Mohs Surgery

Mohs surgery is the most precise way to remove skin cancers that are in either difficult locations or have poorly defined borders. Dr. Frederic Mohs invented the procedure over 70 years ago. He discovered that if he removed a skin cancer and drew a precise map, that the skin cancer could be tracked out more easily. This process was originally carried out with a fixative paste. In the 1970’s the process was refined with the use of frozen sections. This modification dramatically speeds up the whole procedure.

Currently the state of the art for Mohs surgery involves the dermatologic surgeon acting not only as the surgeon but also as the pathologist and usually the reconstructive surgeon.

Mohs surgery is designed to have the highest cure rate, approaching 100%, for the treatment of routine skin cancers such as basal cell and squamous cell carcinoma. It is also designed to conserve as much normal tissue as possible. The more normal tissue that is spared, the less scarring results after the surgical procedure is completed.

The procedure itself involves numbing of the skin around the tumor. A small margin is excised around the obvious tumor. The tissue that is removed is often divided into one to four specimens. The specimens are color-coded and then processed. Processing involves freezing the tissue and cutting thin specimens that are placed on microscope slides. These slides are then stained in a routine fashion and examined microscopically. The Mohs surgeon is able to precisely determine if skin cancer is present and where it is present.

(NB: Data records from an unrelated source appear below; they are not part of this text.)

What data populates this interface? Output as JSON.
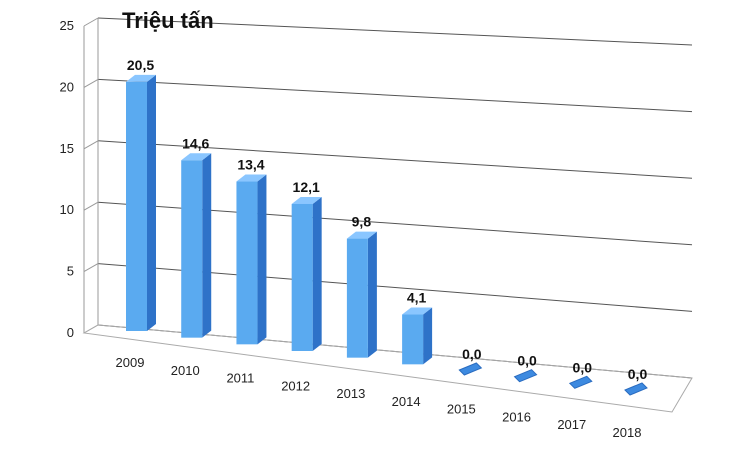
{
  "chart_data": {
    "type": "bar",
    "unit_label": "Triệu tấn",
    "categories": [
      "2009",
      "2010",
      "2011",
      "2012",
      "2013",
      "2014",
      "2015",
      "2016",
      "2017",
      "2018"
    ],
    "values": [
      20.5,
      14.6,
      13.4,
      12.1,
      9.8,
      4.1,
      0.0,
      0.0,
      0.0,
      0.0
    ],
    "value_labels": [
      "20,5",
      "14,6",
      "13,4",
      "12,1",
      "9,8",
      "4,1",
      "0,0",
      "0,0",
      "0,0",
      "0,0"
    ],
    "y_ticks": [
      "0",
      "5",
      "10",
      "15",
      "20",
      "25"
    ],
    "ylim": [
      0,
      25
    ],
    "grid": true,
    "style": "3d-column",
    "colors": {
      "bar_front": "#5aaaf0",
      "bar_side": "#2e72c8",
      "bar_top": "#8ac6ff",
      "grid": "#555555"
    }
  }
}
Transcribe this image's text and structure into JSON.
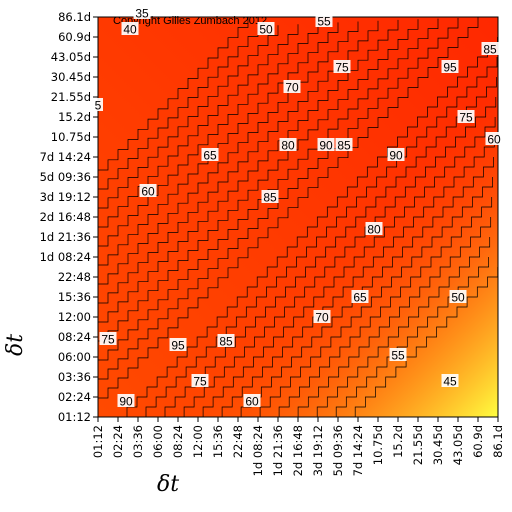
{
  "copyright": "Copyright Gilles Zumbach 2012",
  "chart_data": {
    "type": "heatmap",
    "title": "",
    "xlabel": "δt",
    "ylabel": "δt",
    "x_ticks": [
      "01:12",
      "02:24",
      "03:36",
      "06:00",
      "08:24",
      "12:00",
      "15:36",
      "22:48",
      "1d 08:24",
      "1d 21:36",
      "2d 16:48",
      "3d 19:12",
      "5d 09:36",
      "7d 14:24",
      "10.75d",
      "15.2d",
      "21.55d",
      "30.45d",
      "43.05d",
      "60.9d",
      "86.1d"
    ],
    "y_ticks": [
      "01:12",
      "02:24",
      "03:36",
      "06:00",
      "08:24",
      "12:00",
      "15:36",
      "22:48",
      "1d 08:24",
      "1d 21:36",
      "2d 16:48",
      "3d 19:12",
      "5d 09:36",
      "7d 14:24",
      "10.75d",
      "15.2d",
      "21.55d",
      "30.45d",
      "43.05d",
      "60.9d",
      "86.1d"
    ],
    "colorscale": [
      "#fffc24",
      "#ffb400",
      "#ff5a00",
      "#ff1000"
    ],
    "contour_levels": [
      35,
      40,
      45,
      50,
      55,
      60,
      65,
      70,
      75,
      80,
      85,
      90,
      95
    ],
    "contour_labels": [
      {
        "text": "35",
        "x": 2.2,
        "y": 20.2
      },
      {
        "text": "40",
        "x": 1.6,
        "y": 19.4
      },
      {
        "text": "50",
        "x": 8.4,
        "y": 19.4
      },
      {
        "text": "55",
        "x": 11.3,
        "y": 19.8
      },
      {
        "text": "75",
        "x": 12.2,
        "y": 17.5
      },
      {
        "text": "95",
        "x": 17.6,
        "y": 17.5
      },
      {
        "text": "85",
        "x": 19.6,
        "y": 18.4
      },
      {
        "text": "70",
        "x": 9.7,
        "y": 16.5
      },
      {
        "text": "75",
        "x": 18.4,
        "y": 15.0
      },
      {
        "text": "60",
        "x": 19.8,
        "y": 13.9
      },
      {
        "text": "80",
        "x": 9.5,
        "y": 13.6
      },
      {
        "text": "90",
        "x": 11.4,
        "y": 13.6
      },
      {
        "text": "85",
        "x": 12.3,
        "y": 13.6
      },
      {
        "text": "90",
        "x": 14.9,
        "y": 13.1
      },
      {
        "text": "65",
        "x": 5.6,
        "y": 13.1
      },
      {
        "text": "60",
        "x": 2.5,
        "y": 11.3
      },
      {
        "text": "85",
        "x": 8.6,
        "y": 11.0
      },
      {
        "text": "80",
        "x": 13.8,
        "y": 9.4
      },
      {
        "text": "65",
        "x": 13.1,
        "y": 6.0
      },
      {
        "text": "50",
        "x": 18.0,
        "y": 6.0
      },
      {
        "text": "70",
        "x": 11.2,
        "y": 5.0
      },
      {
        "text": "95",
        "x": 4.0,
        "y": 3.6
      },
      {
        "text": "85",
        "x": 6.4,
        "y": 3.8
      },
      {
        "text": "75",
        "x": 0.5,
        "y": 3.9
      },
      {
        "text": "55",
        "x": 15.0,
        "y": 3.1
      },
      {
        "text": "45",
        "x": 17.6,
        "y": 1.8
      },
      {
        "text": "75",
        "x": 5.1,
        "y": 1.8
      },
      {
        "text": "60",
        "x": 7.7,
        "y": 0.8
      },
      {
        "text": "90",
        "x": 1.4,
        "y": 0.8
      },
      {
        "text": "5",
        "x": 0.0,
        "y": 15.6
      }
    ]
  }
}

If the microscope slides are found to be negative for skin cancer, then no further surgery is necessary. However, if they are positive for skin cancer then the Mohs surgeon can go back precisely to the area where there is residual skin cancer and remove a little more. This process is repeated until there is no residual skin cancer left.

Often the Mohs surgical defects are repaired following the Mohs surgical procedure. These skin defects are either repaired with a local flap (skin is moved into the defect from adjacent normal skin) or a skin graft is applied.  Postoperative pain is usually minimal. Tylenol is typically the only analgesic that is needed.  Although patients get scars, the ultimate scar is usually difficult to see and cosmetically quite acceptable.